Dem Berg keine Wunde schlagen

Am Nordfuß der Kanisfluh ist ein Kiesabbau geplant. Dagegen rührt sich reger Widerstand.

Die Kanisfluh ist nicht einfach irgendein Berg. Das wurde beim gestrigen Pressetermin im Vorfeld zur Eröffnung der Kunstausstellung „Üsa Kanis“ in Mellau von allen Sprechern betont. Um eben dieses Wahrzeichen des Bregenzerwaldes gehen die Wogen seit geraumer Zeit hoch. Denn am Nordfuß des Berges sollen, wenn es nach den Plänen des größten Transportunternehmens der Region geht, in naher Zukunft auf einer Fläche von sechs Hektar über einen Zeitraum von 30 Jahren rund 800.000 Kubikmeter Kies und Felsgestein abgebaut und im Gegenzug Aushubmaterial deponiert werden. Die zu erwartende Lärm- und Staubbelastung und das zusätzliche Verkehrsaufkommen würden insbesondere die Bewohner des Schnepfauer Ortsteiles Hirschau, aber auch Radfahrer und Spaziergänger zu spüren bekommen. Dagegen regt sich allerdings erheblicher Widerstand.

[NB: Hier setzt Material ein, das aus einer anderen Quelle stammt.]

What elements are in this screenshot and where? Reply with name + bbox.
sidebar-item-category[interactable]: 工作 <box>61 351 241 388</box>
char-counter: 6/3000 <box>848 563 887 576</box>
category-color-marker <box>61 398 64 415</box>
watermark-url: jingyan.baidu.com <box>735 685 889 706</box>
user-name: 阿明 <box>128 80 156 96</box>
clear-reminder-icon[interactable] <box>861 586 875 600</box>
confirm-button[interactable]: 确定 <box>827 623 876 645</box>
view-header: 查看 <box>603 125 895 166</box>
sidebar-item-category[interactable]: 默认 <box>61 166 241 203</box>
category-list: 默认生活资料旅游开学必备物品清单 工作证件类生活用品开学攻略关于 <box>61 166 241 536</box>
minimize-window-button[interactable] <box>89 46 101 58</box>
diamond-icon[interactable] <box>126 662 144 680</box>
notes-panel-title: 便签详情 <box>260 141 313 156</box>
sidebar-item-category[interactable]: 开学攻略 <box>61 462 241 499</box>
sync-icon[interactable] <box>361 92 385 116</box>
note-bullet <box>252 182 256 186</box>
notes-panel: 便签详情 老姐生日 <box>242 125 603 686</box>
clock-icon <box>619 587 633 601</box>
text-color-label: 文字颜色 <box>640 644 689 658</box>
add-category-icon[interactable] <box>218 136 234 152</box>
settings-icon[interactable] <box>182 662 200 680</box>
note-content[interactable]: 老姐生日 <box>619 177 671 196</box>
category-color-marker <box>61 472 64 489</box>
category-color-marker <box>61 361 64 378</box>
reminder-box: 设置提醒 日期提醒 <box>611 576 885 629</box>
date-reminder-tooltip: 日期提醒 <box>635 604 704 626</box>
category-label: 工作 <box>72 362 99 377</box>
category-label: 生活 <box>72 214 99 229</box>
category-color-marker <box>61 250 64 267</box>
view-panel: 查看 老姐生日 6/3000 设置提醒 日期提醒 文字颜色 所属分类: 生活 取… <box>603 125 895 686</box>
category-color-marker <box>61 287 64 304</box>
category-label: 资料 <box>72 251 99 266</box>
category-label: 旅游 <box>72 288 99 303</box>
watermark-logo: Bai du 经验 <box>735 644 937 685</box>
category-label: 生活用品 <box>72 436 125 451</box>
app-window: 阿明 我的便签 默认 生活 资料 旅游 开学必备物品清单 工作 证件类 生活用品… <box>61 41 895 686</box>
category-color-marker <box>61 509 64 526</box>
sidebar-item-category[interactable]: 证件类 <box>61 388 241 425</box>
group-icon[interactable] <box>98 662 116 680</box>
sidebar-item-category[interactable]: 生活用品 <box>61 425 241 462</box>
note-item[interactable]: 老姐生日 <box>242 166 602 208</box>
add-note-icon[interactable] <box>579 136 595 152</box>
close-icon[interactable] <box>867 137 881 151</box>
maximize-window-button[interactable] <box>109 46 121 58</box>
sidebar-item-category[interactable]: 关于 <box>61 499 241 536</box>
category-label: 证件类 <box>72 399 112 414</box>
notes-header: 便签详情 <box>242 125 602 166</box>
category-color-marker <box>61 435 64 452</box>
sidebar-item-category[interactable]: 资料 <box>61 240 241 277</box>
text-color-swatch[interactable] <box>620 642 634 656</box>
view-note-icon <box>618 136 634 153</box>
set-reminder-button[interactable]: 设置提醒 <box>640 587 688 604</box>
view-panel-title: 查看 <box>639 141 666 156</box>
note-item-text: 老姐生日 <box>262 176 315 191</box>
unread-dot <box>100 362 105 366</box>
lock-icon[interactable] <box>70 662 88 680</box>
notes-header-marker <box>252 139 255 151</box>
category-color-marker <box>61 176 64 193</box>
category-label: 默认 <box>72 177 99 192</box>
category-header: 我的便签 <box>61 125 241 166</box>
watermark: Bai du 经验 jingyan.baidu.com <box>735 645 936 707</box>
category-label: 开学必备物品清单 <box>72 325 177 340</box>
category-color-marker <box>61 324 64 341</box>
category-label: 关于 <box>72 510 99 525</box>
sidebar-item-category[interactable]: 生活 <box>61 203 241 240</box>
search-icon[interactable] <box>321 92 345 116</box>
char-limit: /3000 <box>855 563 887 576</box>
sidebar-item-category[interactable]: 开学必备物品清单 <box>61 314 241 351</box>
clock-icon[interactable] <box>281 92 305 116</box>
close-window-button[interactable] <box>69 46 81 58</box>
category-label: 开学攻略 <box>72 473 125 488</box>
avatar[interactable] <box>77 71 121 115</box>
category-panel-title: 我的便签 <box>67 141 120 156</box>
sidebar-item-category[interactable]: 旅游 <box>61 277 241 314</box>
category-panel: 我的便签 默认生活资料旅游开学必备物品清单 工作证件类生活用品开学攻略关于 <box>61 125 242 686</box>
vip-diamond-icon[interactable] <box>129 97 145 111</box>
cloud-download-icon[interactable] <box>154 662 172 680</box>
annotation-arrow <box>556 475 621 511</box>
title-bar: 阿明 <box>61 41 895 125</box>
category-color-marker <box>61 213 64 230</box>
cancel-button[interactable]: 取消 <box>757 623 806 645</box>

Damit der Kansifluh keine „Landschafts-zerstörende Basiswunde“ zugefügt werden kann, haben sich Mitglieder des Alpenschutzvereins, des Alpenvereins und des Naturschutzbundes mit den Verantwortlichen der Bürgerinitiative „Üsa Kanis“ zusammengetan. Bereits am 22. Juli wurde mit einer Lichterkette auf dem Bergrücken ein sichtbares Zeichen gesetzt, um auf die Thematik aufmerksam zu machen. Mit der Kunstausstellung soll nun die erhaltenswerte Schönheit der Kanisfluh ins Licht gerückt werden. „Bereits die Anfänge des Naturschutzes in Vorarlberg gehen auf das Edelweiß auf der Kanisfluh zurück. Schon 1886 wurde eine Verordnung zum Schutz der Pflanze erlassen“, erklärte Hildegard Breiner als Vertreterin von Naturschutzbund, Alpenschutzverein und Alpenverein. Die Kanisfluh sei für ihren Artenreichtum an Alpenpflanzen, für selten vorkommende Vogel- und Schmetterlingsarten berühmt. Die Steinbockrudel werden von Bergwanderern bewundert und sind für die Tourismuswerbung ein beliebtes Sujet. Doch Lärm und Beunruhigung würden die Tiere vertreiben. „Es darf nicht geschehen, dass ein weiteres Naturjuwel zu Geld gemacht wird“, fand Breiner deutliche Worte.

Prägende Landschaft. Dabei erhielt sie prominente Unterstützung von Architekt Hermann Kaufmann und Primar Reinhard Haller. Letzterer räumte ein, als naturliebhabender Mensch und Mellauer emotional sehr involviert in das Thema zu sein und nannte das Kies- und Schotterabbau-Vorhaben ein „Schändungsprojekt“. Er sei nicht nur in dieser Gegend verwurzelt, sondern beschäftige sich als Psychiater auch mit der Landschaft, die prägend auf das Wesen der in ihr lebenden Menschen wirkt. „Da werden tiefe, unbewusste Schichten berührt. Die Kanisfluh ist bereits von Weitem als landschaftlich herausragendes Merkmal sichtbar und einer der wenigen mythologischen Berge im Land“, formulierte es Haller. Die Kanisfluh nehme dabei sowohl die Rolle des Wächters als auch des gütigen Vaters ein und stehe für Vitalität und Stärke der Talschaft. „Als Gerichtspsychiater muss ich sagen, dass allein der Gedanke, an dieser Stelle einen Kiesabbau zu planen, strafbar erscheint.“ Darüber hinaus werde auf diese Weise auch die uralte Vorsäßlandschaft unweigerlich in Mitleidenschaft gezogen, argumentierte Haller. Er werde deshalb mit allen demokratischen Mitteln gegen dieses „Wahnsinns­projekt“ vorgehen.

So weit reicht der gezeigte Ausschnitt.